The statement output_array = malloc((size[0] * size[1]) * 3 * sizeof(uint8_t)); allocates space for size[0] * size[1] * 3 objects of type uint8_t. But output_array does not point to a uint8_t. Its type is uint8_t ***, which means it points to a uint8_t **. Therefore, it would need space for objects of type uint8_t **.

Somebody may have told you that arrays are pointers, and therefore uint8_t *** is a three-dimensional array. That is false. uint8_t *** is a pointer to a pointer to a pointer to a uint8_t (or, if they point to the first of several objects, then a pointer to pointers to pointers to several uint8_t). From your code, it looks like you want a multidimensional array, not a bunch of pointers.

The “easiest” way to do a malloc correctly is to declare a pointer to the thing you want. If you want an array of size[0] arrays of size[1] arrays of 3 arrays of uint8_t, then that would be declared with uint8_t SomeName [size[0]] [size[1]] [3];¹, and a pointer to it would be declared with uint8_t (*Pointer) [size[0]] [size[1]] [3];. Then you can allocate space with²:

uint8_t (*Pointer) [size[0]] [size[1]] [3] = malloc(sizeof *Pointer);

Using the thing a pointer points to requires using the * operator, so you would access array elements with (*Pointer)[i][j][k]. However, you can instead make yourself a pointer to the first element of the array with:

uint8_t (*Pointer) [size[0]] [size[1]] [3] = malloc(sizeof *Pointer);
uint8_t (*output_array) [size[1]] [3] = *Pointer;

This first sets Pointer to point to one three-dimensional array. Then *Pointer designates the first array, but it is automatically converted to be a pointer to the first element of that array. (That first element is a two-dimensional array.) This pointer is used to initialize output_array, so output_array points to the first of several two-dimensional arrays. Now you can use output_array much as if it were an array: You can refer to an element as output_array[i][j][k] and return that pointer with return output_array.

However, most people do not use the two lines as I have shown them above. I used that for illustration, to show the single object we want to allocate (a three-dimensional array) and how sizeof calculates its size for you. Most people consolidate these lines into one line that allocates several of the contained arrays, with the same effect:

uint8_t (*output_array) [size[1]] [3] = malloc(size[0] * sizeof *output_array);

Returning the Array

An array defined with uint8_t [size[0]] [size[1]] [3] is a variable length array, because its dimensions are not integer constants as defined by the C standard. Such a type is called a variably modified type, and so is a pointer to it. Functions cannot return variably modified types, so this function cannot return a pointer to the array it created, or even a pointer to its first element, since the subarray is also variably modified.

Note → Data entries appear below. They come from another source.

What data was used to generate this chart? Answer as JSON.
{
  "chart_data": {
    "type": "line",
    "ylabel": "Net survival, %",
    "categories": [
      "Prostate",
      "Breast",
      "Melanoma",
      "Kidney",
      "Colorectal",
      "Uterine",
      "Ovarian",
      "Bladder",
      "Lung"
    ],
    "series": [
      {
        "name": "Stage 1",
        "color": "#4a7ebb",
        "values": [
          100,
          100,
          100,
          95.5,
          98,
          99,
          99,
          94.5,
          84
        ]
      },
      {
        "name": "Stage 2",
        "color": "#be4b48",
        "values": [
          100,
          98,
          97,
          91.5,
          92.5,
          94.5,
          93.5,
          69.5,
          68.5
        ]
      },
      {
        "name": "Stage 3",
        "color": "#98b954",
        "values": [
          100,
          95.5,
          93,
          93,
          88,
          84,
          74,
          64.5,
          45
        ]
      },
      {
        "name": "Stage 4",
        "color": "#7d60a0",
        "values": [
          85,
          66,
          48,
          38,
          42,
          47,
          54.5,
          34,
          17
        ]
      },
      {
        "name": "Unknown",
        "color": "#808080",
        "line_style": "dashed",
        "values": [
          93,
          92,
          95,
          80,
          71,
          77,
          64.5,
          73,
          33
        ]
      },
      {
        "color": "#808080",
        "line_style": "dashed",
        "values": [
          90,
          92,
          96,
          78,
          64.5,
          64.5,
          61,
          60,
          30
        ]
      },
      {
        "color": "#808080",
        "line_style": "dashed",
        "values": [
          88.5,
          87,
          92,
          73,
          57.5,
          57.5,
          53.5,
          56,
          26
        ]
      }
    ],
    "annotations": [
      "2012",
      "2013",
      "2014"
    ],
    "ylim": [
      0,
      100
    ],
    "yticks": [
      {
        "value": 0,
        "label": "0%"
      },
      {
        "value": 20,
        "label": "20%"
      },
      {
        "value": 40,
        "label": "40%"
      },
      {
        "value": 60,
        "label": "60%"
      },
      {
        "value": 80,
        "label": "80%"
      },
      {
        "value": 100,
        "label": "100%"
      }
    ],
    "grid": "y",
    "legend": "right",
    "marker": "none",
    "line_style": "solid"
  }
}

A workaround is to convert the pointer to void * and return that. First, modify the array declaration to return void *:

void *loadImage(const int size[3], const char url[])

Then, in the caller, put the return value in a pointer of the desired type:

uint8_t (*output_array) [size[1]] [3] = loadImage(size, url);

Another option is to have the caller pass the address of a pointer which they would like to be set to point to the new array (by its first element). The function would change to:

void loadImage(const int size[3], const char url[],
    uint8_t (**returned_array) [size[1]] [3])
{
    …
    *returned_array = output_array;
}

and the caller would change to:

    uint8_t (*output_array) [size[1]] [3];
    loadImage(size, url, &output_array);

Footnotes

¹ The spaces between the brackets are just for readability, since there are so many brackets here. You can use that spacing in source code or not, as desired.

² This requires that your C implementation support variable-length arrays. Those are currently optional in the C standard but are supported by common C compilers, although they might not be when compiling for C++.